Da queste loro analisi è emerso che i cacciatori-raccoglitori pre-agricoli avevano già una media di quattro-otto copie di AMY1 per cellula diploide. “Gli esseri umani a quel tempo si aggiravano per l’Eurasia avevano già più copie del AMY1, ben prima di iniziare a coltivare le piante e a consumare quantità eccessive di amido” hanno evidenziato gli studiosi, che hanno inoltre rilevato queste stesse duplicazioni nei Neanderthal e nei Denisoviani.

“Ciò suggerisce che il gene AMY1 potrebbe essersi duplicato per la prima volta più di 800.000 anni fa, ben prima che gli umani si separassero dai Neanderthal e molto più indietro di quanto si pensasse in precedenza – ha aggiunto Kwondo Kim, coautore principale dello studio e ricercatore del Jackson Laboratory – . Le duplicazioni iniziali nei nostri genomi hanno gettato le basi per una variazione significativa nella regione dell’amilasi, consentendo agli esseri umani di adattarsi a diete mutevoli mentre il consumo di amido aumentava drasticamente con l’avvento di nuove tecnologie e stili di vita”.

La duplicazione iniziale del gene AMY1 avrebbe creato l’opportunità genetica che ha poi influenzato le abitudini alimentari della nostra specie, fornendoci un vantaggio di adattamento. “Dopo la duplicazione iniziale, che ha portato a tre copie di AMY1 in una cellula, il locus dell’amilasi è diventato instabile e ha iniziato a creare nuove varianti” ha osservato la co-autrice principale dello studio, la dottoressa Charikleia Karageorgiou della Buffalo University.

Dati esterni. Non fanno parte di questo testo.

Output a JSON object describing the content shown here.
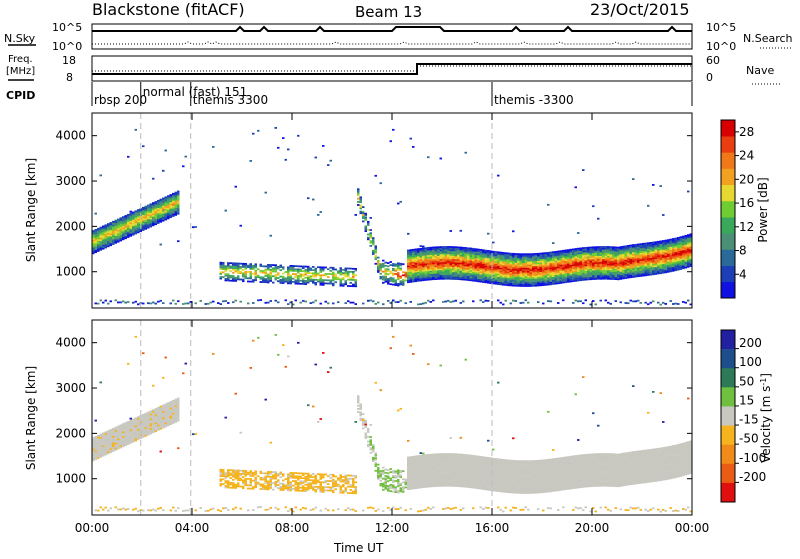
{
  "header": {
    "station": "Blackstone (fitACF)",
    "beam": "Beam 13",
    "date": "23/Oct/2015"
  },
  "colors": {
    "power_scale": [
      "#1010e0",
      "#1c3fb8",
      "#2a6a9a",
      "#4a8f76",
      "#3aa85a",
      "#70cc33",
      "#e6d830",
      "#f2a020",
      "#f07818",
      "#e83e10",
      "#d80000"
    ],
    "velocity_scale": [
      "#2020a0",
      "#1e4f8c",
      "#2d7a58",
      "#70c040",
      "#c8c8c0",
      "#f5b41e",
      "#f08a18",
      "#e85c16",
      "#e01010"
    ],
    "gray_line": "#bbbbbb",
    "ink": "#000000"
  },
  "top_panels": {
    "nsky_label": "N.Sky",
    "nsearch_label": "N.Search",
    "left_scale_top": "10^5",
    "left_scale_bottom": "10^0",
    "right_scale_top": "10^5",
    "right_scale_bottom": "10^0",
    "freq_label_1": "Freq.",
    "freq_label_2": "[MHz]",
    "freq_top": "18",
    "freq_bottom": "8",
    "nave_label": "Nave",
    "nave_top": "60",
    "nave_bottom": "0",
    "cpid_label": "CPID",
    "cpid_segments": [
      {
        "label": "rbsp 200",
        "start_hour": 0.0
      },
      {
        "label": "normal (fast) 151",
        "start_hour": 1.95
      },
      {
        "label": "themis 3300",
        "start_hour": 3.95
      },
      {
        "label": "themis -3300",
        "start_hour": 16.0
      }
    ]
  },
  "chart_data": [
    {
      "type": "heatmap",
      "name": "power",
      "xlabel": "",
      "ylabel": "Slant Range [km]",
      "xlim": [
        0,
        24
      ],
      "ylim": [
        200,
        4500
      ],
      "yticks": [
        1000,
        2000,
        3000,
        4000
      ],
      "colorbar_label": "Power [dB]",
      "colorbar_ticks": [
        4,
        8,
        12,
        16,
        20,
        24,
        28
      ],
      "colorbar_range": [
        0,
        30
      ],
      "features": [
        {
          "desc": "main echo band",
          "from_hour": 0.0,
          "to_hour": 3.5,
          "range_km": [
            1600,
            2700
          ]
        },
        {
          "desc": "afternoon band",
          "from_hour": 5.0,
          "to_hour": 10.5,
          "range_km": [
            800,
            1200
          ]
        },
        {
          "desc": "strong band",
          "from_hour": 11.5,
          "to_hour": 24.0,
          "range_km": [
            900,
            1900
          ]
        }
      ]
    },
    {
      "type": "heatmap",
      "name": "velocity",
      "xlabel": "Time UT",
      "ylabel": "Slant Range [km]",
      "xlim": [
        0,
        24
      ],
      "ylim": [
        200,
        4500
      ],
      "yticks": [
        1000,
        2000,
        3000,
        4000
      ],
      "xtick_labels": [
        "00:00",
        "04:00",
        "08:00",
        "12:00",
        "16:00",
        "20:00",
        "00:00"
      ],
      "colorbar_label": "Velocity [m s^-1]",
      "colorbar_ticks": [
        200,
        100,
        50,
        15,
        -15,
        -50,
        -100,
        -200
      ]
    }
  ],
  "axes": {
    "power_ylabel": "Slant Range [km]",
    "velocity_ylabel": "Slant Range [km]",
    "ytick_labels": [
      "1000",
      "2000",
      "3000",
      "4000"
    ],
    "xtick_labels": [
      "00:00",
      "04:00",
      "08:00",
      "12:00",
      "16:00",
      "20:00",
      "00:00"
    ],
    "xlabel": "Time UT",
    "power_cb_label": "Power [dB]",
    "power_cb_ticks": [
      "28",
      "24",
      "20",
      "16",
      "12",
      "8",
      "4"
    ],
    "velocity_cb_label": "Velocity [m s",
    "velocity_cb_exp": "-1",
    "velocity_cb_tail": "]",
    "velocity_cb_ticks": [
      "200",
      "100",
      "50",
      "15",
      "-15",
      "-50",
      "-100",
      "-200"
    ]
  }
}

Da tre copie del gene AMY1, possiamo arrivare fino a nove copie – ha precisato il professor Gokcumen -. Gli individui con un numero di copie di AMY1 più elevato probabilmente digerivano l’amido in modo più efficiente e avevano più prole e i loro lignaggi alla fine hanno avuto risultati migliori in un lungo arco di tempo evolutivo rispetto a coloro che avevano un numero di copie inferiore, favorendo la propagazione di un più alto numero di copie di AMY1”.

I risultati ottenuti dal team sono in linea con quelli di un altro studio, condotto dall’Università della California a Berkeley e pubblicato il mese scorso su Nature, che ha scoperto che negli ultimi 12.000 anni gli esseri umani in Europa hanno aumentato il numero medio di copie di AMY1 da quattro a sette. “Dato il ruolo chiave della variazione del numero di copie di AMY1 nell’evoluzione umana, questa variazione genetica rappresenta un’entusiasmante opportunità per esplorare il suo impatto sulla salute metabolica e scoprire i meccanismi coinvolti nella digestione dell'amido e nel metabolismo del glucosio – ha aggiunto la scienziata Feyza Yilmaz del Jackson Laboratory, co-autrice principale dello studio – . La ricerca futura potrebbe rivelare i suoi effetti precisi e la tempistica della selezione, fornendo approfondimenti critici su genetica, nutrizione e salute”.